D’autres sont plus optimistes, à l’instar d’Antoine Chkaiban, consultant chez New Street Research, un cabinet d'intelligence de marchés. "Je ne pense pas que ce sera un frein pour le déploiement de l’IA, dans la mesure où la plupart des géants comme Nvidia, AMD et Broadcom ont anticipé les choses et déjà réservé de la capacité." 

Mais pour les consommateurs, la note pourrait bien s’avérer salée. "Toutes les entreprises qui fabriquent des PC, smartphones et serveurs seront touchées par la pénurie. Le résultat, c’est que les consommateurs paieront davantage", estime William Keating, directeur de la recherche chez Ingenuity, un autre cabinet de recherche. Des fabricants de PC comme CyberPowerPC et Maingear ont déjà annoncé des hausses de prix, citant l’explosion des coûts de la mémoire et des disques durs externes. 

Augmenter la production : pourquoi ce n’est pas si simple

Un moyen de résoudre la crise serait bien sûr pour les fournisseurs d’augmenter leurs capacités de production. Plus facile à dire qu’à faire. D’abord, la construction d’usines de production de composants informatiques coûte cher et prend du temps. Il s’agit donc d’un investissement à long terme, et les fabricants, craignant de se retrouver en surproduction en cas de retournement conjoncturel, sont frileux à se lancer.

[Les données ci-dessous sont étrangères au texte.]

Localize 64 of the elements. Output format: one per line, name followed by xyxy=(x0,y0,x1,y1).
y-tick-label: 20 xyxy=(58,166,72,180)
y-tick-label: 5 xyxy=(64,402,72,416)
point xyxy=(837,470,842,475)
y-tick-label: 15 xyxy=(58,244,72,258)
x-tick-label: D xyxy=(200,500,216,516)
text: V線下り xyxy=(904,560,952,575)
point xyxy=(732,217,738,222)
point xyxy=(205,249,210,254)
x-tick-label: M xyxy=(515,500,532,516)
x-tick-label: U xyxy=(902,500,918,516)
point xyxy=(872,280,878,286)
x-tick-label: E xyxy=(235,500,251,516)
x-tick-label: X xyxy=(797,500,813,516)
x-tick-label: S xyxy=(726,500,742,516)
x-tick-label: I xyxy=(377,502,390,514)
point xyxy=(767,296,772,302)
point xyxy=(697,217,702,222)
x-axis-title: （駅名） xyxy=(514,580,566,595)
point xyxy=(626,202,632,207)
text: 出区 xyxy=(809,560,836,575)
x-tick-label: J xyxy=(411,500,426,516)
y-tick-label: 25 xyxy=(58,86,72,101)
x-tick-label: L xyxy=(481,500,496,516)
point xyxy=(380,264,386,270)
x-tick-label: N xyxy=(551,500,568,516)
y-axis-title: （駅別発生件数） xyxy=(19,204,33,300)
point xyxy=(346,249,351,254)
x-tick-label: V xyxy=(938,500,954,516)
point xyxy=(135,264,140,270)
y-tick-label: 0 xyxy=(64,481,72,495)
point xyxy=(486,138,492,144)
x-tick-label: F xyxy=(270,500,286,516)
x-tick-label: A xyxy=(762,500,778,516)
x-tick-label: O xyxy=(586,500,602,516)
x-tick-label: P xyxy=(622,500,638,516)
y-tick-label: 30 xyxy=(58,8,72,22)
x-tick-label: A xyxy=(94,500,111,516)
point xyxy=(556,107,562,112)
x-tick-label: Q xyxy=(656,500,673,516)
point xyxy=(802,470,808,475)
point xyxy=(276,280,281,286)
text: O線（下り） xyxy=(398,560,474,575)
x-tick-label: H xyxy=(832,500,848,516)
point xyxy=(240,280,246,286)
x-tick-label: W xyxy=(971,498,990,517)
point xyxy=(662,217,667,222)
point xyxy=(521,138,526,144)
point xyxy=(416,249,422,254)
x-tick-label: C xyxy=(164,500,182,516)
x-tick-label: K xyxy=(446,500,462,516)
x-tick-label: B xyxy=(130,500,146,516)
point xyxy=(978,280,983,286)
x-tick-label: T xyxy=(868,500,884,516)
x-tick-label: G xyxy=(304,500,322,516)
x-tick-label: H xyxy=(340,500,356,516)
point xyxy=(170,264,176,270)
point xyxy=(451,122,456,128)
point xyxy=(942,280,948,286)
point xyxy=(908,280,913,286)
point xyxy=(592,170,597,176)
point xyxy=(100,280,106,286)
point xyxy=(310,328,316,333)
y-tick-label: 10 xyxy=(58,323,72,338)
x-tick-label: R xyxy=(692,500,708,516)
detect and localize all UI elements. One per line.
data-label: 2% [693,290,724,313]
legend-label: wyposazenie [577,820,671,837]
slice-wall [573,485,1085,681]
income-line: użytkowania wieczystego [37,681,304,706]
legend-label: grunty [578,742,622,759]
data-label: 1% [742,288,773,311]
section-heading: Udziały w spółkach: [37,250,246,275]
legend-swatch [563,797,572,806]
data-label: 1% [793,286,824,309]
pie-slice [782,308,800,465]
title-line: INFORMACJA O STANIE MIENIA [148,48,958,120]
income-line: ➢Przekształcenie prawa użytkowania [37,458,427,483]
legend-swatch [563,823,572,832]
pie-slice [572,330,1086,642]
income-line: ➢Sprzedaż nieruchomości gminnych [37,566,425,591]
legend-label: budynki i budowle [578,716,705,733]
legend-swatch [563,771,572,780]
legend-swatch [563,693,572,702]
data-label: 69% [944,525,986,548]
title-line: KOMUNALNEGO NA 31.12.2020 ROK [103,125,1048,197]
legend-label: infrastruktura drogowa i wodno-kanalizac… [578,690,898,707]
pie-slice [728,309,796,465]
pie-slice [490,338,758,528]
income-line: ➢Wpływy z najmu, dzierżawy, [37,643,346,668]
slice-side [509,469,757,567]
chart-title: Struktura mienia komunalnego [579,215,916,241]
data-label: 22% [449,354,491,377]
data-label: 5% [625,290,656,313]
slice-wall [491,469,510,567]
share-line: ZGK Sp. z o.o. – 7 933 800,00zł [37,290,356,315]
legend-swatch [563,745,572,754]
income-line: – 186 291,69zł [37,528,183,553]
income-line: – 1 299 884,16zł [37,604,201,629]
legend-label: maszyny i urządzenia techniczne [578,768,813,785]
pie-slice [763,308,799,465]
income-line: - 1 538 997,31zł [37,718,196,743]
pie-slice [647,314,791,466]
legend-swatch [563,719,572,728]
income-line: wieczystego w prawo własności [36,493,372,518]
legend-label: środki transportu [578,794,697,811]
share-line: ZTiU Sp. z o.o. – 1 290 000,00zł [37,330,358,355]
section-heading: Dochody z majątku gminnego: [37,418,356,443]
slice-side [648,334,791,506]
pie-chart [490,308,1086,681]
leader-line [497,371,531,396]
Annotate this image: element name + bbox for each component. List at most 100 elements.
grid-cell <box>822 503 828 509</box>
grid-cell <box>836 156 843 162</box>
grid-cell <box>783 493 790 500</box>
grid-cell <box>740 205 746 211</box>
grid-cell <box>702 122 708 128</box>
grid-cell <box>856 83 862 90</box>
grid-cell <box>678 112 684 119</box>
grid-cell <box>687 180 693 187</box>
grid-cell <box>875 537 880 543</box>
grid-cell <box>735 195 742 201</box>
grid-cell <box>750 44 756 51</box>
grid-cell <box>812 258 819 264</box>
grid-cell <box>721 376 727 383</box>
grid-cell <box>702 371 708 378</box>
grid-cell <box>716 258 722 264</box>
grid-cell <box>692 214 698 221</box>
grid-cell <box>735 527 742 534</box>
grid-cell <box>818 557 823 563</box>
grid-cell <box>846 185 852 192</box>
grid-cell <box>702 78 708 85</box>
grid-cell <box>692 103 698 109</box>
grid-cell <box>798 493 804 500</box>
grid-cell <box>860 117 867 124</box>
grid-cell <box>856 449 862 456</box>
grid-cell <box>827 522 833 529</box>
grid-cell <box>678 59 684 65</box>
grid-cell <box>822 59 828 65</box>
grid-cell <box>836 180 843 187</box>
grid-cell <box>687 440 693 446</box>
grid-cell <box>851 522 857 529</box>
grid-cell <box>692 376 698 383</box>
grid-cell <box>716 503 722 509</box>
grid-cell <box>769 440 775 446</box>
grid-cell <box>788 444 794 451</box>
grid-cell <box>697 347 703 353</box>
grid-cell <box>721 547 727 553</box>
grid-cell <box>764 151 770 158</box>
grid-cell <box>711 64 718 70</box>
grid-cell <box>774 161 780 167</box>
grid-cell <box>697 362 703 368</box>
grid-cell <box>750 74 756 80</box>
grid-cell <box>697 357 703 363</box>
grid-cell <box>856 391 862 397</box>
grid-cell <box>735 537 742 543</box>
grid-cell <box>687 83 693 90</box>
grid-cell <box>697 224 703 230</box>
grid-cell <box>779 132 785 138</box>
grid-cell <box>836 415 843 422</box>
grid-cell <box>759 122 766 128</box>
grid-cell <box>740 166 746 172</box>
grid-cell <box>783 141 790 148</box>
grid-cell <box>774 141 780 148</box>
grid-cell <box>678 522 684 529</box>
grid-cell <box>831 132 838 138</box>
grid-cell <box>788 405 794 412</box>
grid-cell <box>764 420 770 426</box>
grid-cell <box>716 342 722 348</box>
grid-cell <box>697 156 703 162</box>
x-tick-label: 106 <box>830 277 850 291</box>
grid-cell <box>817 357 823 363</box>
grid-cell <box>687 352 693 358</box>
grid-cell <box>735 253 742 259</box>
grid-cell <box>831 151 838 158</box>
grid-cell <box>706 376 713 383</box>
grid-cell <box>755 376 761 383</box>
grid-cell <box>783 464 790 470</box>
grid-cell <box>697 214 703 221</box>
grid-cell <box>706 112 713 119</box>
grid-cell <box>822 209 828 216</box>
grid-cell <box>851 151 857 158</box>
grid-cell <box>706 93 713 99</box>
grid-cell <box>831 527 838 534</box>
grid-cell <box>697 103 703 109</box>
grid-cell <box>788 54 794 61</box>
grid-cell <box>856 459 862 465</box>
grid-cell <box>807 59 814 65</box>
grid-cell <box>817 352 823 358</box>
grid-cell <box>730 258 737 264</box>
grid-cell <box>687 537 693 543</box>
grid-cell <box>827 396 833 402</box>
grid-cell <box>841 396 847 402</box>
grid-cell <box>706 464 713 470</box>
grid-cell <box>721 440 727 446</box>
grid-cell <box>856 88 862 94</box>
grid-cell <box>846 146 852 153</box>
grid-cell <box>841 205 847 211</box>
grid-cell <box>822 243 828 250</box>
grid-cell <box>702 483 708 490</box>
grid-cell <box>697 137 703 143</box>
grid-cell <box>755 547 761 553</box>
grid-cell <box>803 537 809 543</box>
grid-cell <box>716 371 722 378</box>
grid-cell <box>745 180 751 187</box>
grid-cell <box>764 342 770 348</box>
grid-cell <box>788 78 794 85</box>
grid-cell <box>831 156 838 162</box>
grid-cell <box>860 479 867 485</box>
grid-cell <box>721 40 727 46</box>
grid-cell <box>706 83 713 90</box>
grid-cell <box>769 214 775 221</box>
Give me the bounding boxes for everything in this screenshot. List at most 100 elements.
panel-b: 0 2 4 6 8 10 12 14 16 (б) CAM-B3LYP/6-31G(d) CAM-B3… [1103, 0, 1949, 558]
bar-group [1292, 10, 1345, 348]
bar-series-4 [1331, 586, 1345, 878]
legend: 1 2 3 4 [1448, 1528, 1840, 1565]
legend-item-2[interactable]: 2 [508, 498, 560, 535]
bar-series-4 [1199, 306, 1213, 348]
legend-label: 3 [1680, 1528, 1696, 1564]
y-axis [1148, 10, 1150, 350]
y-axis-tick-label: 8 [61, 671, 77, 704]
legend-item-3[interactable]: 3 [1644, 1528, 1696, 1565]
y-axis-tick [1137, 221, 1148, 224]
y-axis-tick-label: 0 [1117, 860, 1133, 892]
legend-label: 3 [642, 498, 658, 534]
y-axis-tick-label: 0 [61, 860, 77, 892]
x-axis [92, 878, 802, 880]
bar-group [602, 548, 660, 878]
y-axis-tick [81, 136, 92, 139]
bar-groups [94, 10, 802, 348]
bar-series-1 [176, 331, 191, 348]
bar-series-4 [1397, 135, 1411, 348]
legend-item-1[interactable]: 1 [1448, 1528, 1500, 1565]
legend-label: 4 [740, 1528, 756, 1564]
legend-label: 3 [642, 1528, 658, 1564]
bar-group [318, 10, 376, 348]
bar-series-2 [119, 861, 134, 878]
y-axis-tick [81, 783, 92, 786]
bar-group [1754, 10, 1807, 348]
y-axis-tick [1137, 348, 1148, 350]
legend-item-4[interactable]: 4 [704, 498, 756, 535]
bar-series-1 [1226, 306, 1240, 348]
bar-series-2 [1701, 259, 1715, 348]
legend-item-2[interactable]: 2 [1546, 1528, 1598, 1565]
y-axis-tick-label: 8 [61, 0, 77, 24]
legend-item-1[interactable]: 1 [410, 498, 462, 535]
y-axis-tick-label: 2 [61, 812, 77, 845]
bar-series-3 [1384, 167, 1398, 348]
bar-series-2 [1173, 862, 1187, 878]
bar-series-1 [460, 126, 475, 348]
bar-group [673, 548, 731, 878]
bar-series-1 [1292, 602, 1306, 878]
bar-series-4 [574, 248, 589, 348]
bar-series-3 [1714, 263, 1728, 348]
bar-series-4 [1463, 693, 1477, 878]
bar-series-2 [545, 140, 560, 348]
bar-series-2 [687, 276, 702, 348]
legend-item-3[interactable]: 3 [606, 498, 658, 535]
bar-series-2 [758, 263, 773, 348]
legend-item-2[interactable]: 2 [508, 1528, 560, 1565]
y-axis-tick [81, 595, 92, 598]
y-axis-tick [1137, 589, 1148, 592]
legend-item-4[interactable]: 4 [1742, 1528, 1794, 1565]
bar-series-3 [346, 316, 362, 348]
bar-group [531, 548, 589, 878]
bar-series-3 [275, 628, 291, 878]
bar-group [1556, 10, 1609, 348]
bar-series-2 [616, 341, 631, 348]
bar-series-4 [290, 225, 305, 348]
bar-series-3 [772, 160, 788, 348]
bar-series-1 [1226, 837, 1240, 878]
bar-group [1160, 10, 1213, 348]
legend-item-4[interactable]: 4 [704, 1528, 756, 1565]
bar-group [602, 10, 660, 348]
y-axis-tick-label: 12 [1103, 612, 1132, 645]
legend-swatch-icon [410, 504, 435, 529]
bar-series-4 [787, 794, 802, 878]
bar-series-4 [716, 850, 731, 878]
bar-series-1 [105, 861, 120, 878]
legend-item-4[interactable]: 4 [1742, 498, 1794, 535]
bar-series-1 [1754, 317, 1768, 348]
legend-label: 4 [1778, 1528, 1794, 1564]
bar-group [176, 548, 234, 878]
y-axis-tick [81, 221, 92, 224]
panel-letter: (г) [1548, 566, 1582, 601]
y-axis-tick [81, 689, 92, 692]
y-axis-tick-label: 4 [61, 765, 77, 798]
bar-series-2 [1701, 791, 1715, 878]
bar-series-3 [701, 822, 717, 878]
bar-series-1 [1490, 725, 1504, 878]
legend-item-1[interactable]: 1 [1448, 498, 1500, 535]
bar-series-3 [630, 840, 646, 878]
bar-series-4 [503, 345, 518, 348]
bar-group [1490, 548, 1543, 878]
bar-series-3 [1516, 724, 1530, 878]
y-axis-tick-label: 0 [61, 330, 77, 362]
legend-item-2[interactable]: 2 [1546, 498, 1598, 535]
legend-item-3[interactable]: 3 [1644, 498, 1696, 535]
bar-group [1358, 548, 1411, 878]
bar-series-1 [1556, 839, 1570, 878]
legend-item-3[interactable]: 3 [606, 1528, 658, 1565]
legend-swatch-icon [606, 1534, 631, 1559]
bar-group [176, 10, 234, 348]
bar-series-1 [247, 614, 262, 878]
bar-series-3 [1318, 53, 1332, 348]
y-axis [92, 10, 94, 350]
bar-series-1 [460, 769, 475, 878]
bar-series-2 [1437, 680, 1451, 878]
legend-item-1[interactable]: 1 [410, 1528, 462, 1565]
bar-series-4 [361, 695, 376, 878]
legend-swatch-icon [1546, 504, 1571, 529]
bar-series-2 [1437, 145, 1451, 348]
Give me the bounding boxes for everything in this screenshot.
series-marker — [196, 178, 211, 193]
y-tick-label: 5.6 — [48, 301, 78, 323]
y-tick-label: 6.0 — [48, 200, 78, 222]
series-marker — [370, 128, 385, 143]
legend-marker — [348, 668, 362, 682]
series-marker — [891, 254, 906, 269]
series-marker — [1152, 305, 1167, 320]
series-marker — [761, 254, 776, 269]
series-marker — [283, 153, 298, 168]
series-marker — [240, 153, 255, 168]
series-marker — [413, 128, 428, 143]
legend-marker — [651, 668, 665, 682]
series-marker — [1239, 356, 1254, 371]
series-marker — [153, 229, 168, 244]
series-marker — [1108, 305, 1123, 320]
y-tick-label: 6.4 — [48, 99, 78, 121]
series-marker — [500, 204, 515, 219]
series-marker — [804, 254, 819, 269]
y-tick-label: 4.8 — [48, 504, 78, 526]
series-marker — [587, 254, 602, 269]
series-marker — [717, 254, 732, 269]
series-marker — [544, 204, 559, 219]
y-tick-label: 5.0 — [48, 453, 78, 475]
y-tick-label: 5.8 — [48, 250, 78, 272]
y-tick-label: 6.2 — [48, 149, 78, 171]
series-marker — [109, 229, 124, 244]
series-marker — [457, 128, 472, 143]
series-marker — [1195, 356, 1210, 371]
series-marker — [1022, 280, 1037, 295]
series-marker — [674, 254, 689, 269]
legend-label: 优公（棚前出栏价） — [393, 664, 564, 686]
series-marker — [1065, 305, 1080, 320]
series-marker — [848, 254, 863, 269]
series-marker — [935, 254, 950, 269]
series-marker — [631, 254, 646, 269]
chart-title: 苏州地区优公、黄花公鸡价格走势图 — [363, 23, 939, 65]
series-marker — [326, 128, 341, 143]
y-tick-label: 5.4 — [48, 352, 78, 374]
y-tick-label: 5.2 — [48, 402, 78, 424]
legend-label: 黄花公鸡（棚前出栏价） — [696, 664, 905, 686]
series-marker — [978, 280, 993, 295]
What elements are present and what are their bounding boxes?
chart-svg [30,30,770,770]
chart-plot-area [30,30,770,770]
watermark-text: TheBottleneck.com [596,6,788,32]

"Il n’y a pour l’heure aucune raison de croire que l’on n’est plus sur un marché cyclique. Pour les fabricants, se pose donc la question de la durée du cycle actuel. La réponse va déterminer l’ampleur de la capacité de production additionnelle qu’ils décideront de construire dans les prochaines années. A ce stade, le ratio d’investissements par rapport à la production actuelle reste inférieur à celui observé lors du cycle de 2018 (année où une forte demande émanant des centres de données avait déjà fait pression sur les prix de la mémoire, ndlr)", estime Antoine Chkaiban.   

Les remous sur la scène géopolitique ajoutent encore une couche de complexité. La guerre commerciale sino-américaine génère des tensions pour les entreprises occidentales sur les approvisionnements en terres rares et minerais critiques, massivement raffinés et exportés par la Chine. Les disques durs dépendent par exemple d’aimants en néodyme, l’un des types de terres rares les plus recherchés. Or, le pays a récemment restreint ses exportations d’aimants en guise de mesure de rétorsion contre les États-Unis. Les droits de douane mis en place par Donald Trump sur l’acier renchérissent de leur côté l’infrastructure autour de la mémoire (serveurs, boîtiers, racks, centres de données).

Ainsi, comme le résume Sanchit vir Gogia, "les DSI doivent désormais considérer la stratégie mémoire comme une planification stratégique du capital plutôt qu’un simple achat opérationnel. Ceux qui anticipent, diversifient leurs sources et réarchitecturent en amont garderont une longueur d’avance. Ceux qui présument de la disponibilité feront face à des retards, des chocs budgétaires et à une ambition freinée."